Poetry

Make it Better

When I think of God
as mother She has the darkest
skin,

Black coffee,
licorice, bittersweet
chocolate,

The skin of Eula who
carried me, who rocked and
changed me,

Of Catherine who
stood me on a stool where I mixed boxes
of Jiffy Cake

In a bowl, flour
everywhere, messes wiped up
magically:

Her broad nose, the
Great Mother, Her strong arms and
capable hands

Kindly guiding when
we go astray, Her deep voice
raised not in anger

But in a song that
calls us home, where a kiss will
make it better.

14 thoughts on “Make it Better”

  1. I, on the other hand, am *not* reading The Shack, but grappling with this week’s gospel lesson and looking for a God who embraces rather than dividing. But maybe I ought to read it?

  2. I was remembering this morning Aunt Carrie and Mazalline who always had time for me to sit on their laps and hug me wherever my mother was. And I always think about the scene in The Color Purple when the character talks about how she had to give up caring for her children to take care of some white child.

  3. My memories of Eula are very, very vague, mostly centered on a small photograph. If I understand the stories my parents told me many years ago, she had a strange health incident after tripping over a toy–I seem to remember a story about a blood clot, but I wonder if it wasn’t an aneurysm?
    Catherine remained a part of our lives long after we moved and she stopped working for us.

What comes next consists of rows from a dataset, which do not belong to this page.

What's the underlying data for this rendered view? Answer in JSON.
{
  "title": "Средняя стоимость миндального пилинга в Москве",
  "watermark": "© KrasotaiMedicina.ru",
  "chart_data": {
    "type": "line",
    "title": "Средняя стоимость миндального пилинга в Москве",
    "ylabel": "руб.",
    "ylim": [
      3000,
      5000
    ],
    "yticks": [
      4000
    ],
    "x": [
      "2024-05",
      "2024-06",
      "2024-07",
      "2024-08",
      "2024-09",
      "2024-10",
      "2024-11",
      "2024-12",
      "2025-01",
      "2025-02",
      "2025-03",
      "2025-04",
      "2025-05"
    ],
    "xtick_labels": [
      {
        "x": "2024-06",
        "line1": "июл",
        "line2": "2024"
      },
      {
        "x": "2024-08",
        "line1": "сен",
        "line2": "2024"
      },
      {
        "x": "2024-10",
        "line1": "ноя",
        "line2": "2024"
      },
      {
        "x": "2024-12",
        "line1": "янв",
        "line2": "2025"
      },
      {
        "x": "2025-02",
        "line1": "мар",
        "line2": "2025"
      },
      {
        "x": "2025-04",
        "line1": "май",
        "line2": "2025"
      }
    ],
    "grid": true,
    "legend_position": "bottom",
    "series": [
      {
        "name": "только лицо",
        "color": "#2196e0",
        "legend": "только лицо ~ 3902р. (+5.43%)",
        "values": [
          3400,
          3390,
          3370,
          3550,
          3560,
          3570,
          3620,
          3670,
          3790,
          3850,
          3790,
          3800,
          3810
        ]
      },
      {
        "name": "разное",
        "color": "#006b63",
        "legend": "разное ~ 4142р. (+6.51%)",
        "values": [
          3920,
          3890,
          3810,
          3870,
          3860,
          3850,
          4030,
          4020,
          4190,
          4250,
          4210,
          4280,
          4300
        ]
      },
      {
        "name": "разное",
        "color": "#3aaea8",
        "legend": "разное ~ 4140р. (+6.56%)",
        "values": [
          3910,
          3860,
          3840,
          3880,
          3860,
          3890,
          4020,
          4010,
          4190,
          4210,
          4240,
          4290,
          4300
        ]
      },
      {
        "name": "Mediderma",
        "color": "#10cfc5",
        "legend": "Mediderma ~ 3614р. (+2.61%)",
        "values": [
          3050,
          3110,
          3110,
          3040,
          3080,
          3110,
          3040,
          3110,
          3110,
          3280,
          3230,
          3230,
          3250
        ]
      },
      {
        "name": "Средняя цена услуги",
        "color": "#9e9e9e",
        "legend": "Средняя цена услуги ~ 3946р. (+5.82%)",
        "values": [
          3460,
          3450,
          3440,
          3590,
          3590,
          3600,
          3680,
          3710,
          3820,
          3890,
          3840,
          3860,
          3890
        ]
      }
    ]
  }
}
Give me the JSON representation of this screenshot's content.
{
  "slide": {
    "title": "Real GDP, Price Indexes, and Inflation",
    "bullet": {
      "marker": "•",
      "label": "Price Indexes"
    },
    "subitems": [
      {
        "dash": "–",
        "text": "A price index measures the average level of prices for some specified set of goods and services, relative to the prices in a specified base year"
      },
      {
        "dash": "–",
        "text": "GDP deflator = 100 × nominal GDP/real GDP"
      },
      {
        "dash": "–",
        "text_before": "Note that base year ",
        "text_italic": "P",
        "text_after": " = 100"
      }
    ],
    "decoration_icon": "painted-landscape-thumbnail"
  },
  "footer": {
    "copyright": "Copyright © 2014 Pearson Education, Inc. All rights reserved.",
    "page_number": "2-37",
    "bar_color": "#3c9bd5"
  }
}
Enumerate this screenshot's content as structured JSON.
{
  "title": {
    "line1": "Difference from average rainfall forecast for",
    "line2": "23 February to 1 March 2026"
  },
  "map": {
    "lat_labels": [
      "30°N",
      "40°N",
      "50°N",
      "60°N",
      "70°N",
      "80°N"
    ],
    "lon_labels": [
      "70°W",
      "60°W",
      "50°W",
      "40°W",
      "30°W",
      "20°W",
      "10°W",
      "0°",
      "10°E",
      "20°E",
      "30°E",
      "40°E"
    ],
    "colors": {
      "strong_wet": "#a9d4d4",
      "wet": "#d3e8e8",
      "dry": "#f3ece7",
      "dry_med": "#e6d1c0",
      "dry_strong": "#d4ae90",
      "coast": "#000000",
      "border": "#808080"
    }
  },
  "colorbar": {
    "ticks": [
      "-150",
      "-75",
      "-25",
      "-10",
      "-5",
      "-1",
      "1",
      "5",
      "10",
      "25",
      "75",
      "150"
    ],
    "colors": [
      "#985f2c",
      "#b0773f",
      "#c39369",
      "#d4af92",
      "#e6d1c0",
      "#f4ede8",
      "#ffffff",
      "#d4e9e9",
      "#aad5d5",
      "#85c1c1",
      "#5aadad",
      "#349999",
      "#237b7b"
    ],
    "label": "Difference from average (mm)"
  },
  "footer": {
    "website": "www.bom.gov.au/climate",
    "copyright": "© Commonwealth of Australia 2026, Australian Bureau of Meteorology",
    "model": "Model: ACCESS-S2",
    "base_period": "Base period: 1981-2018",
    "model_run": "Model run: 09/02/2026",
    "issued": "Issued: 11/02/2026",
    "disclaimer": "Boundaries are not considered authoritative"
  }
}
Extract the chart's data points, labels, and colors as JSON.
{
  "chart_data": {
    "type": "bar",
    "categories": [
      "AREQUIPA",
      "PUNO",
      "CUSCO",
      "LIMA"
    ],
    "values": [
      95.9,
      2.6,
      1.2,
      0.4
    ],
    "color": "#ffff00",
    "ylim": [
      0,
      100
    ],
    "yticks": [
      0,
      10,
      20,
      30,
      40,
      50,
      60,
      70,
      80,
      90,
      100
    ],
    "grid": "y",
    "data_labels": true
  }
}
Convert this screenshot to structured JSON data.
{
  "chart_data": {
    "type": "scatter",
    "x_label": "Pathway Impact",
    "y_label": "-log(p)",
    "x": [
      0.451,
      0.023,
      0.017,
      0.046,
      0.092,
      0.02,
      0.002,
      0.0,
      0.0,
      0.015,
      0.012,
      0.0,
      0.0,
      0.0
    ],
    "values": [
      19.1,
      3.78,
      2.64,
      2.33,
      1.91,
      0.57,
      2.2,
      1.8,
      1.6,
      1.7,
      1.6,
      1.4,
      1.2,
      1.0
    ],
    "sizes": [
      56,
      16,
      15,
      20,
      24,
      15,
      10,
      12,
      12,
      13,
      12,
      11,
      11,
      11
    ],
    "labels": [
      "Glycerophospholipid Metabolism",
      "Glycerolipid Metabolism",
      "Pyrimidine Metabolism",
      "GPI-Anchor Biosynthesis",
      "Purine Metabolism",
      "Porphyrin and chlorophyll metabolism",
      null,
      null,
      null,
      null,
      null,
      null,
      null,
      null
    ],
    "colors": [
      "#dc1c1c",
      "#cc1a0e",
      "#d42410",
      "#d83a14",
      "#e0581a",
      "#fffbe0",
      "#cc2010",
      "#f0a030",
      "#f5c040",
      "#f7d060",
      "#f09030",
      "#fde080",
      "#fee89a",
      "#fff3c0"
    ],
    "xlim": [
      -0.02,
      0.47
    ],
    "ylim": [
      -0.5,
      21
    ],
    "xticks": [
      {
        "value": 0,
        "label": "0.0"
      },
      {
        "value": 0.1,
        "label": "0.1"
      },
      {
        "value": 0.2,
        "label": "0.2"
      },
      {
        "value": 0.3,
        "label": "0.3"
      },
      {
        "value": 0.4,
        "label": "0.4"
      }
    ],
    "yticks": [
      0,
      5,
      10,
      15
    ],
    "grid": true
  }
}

Her daughter was the star student at the black high school in town, went to college, became a school teacher and moved to Baltimore, to her mother’s great pride. When Catherine retired, she moved to be near her daughter. Their whole family (Catherine, Carol, her husband and son) came to my first wedding, where the little boy reached up and put his dark hand on my decolletage. I can still feel that little hand.
    And now I think I have a sermon.

  4. It’s beautiful – an absolutely beautiful poem. Thank you for embracing such an incredible image for God. And I’ve read “The Shack” – feel free to skip it. Or skim it so you can answer everyone who’ll ask “Have your read it?” Lovely poem.

  5. sigh.
    (I skimmed The Shack, didn’t like it, didn’t like the authors simplistic pollyanna writing style, I was ok with his image of the Trinity and his basic theology of love).

  6. This is lovely.
    My Eulas and Catherines were named Ollie and Gazette. I do not know what happened to them.
    I am avoiding The Shack!

  7. Yes, yes, yes… these are wonderful, powerful images of God, such a blessed counterbalance to the Old Bearded Guy In The Clouds.
    And the RevGals poetry anthology is due out WHEN?!?

  8. No Eula, no Shack, no God, really. But this is still so lovely to me. A time and a place I never inhabited, but totally get. You’ve got a gift, Songbird.